Diotrephes: A Spiritual Bully
Local churches were not always harmonious, even in the apostolic age. They had their share of disturbances. For instance, there was a congregation in the province of Asia that was being troubled by a man named Diotrephes. He was a spiritual bully who intimidated others into submission.
John's third epistle describes Diotrephes as a man “who likes to put himself first” (v. 9). Other translations say he “loves to be the leader” (NLT) and “wants to be head of everything” (Phillips). Diotrephes used heavy-handed tactics to get his way, going so far as to put people out of the church (v. 11). Diotrephes did not want members of the congregation helping itinerant preachers who were associated with John the apostle. Thankfully, however, there was at least one brother who did not yield to the dictates of Diotrephes. His name was Gaius.
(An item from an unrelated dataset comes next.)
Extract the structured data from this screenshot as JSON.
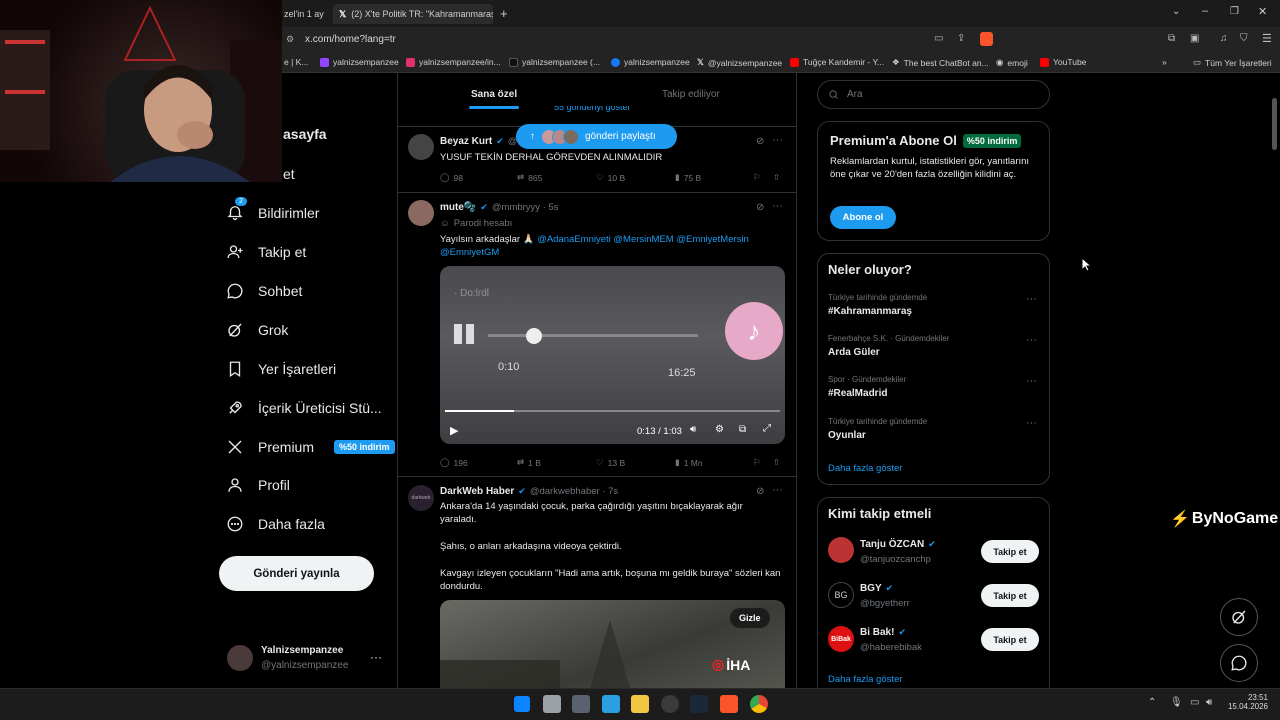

Gaius opened his heart and home to the itinerant preachers. He understood the importance of being hospitable (Romans 12:13; Hebrews 13:2; 1 Peter 4:9), especially to those who are teaching the truth. For that, he was commended and encouraged to keep it up (vv. 5-8).
Some have suggested that Diotrephes was an elder in the local church. If so, he is a perfect example of what elders are not to be. Arrogant, controlling, domineering, power-hungry men should not be appointed as overseers (1 Peter 5:3).
Diotrephes ranks near the top of “infamous characters in the New Testament,” along with names like Judas, Demas, and Hymenaeus. Nobody likes a bully, including Christ!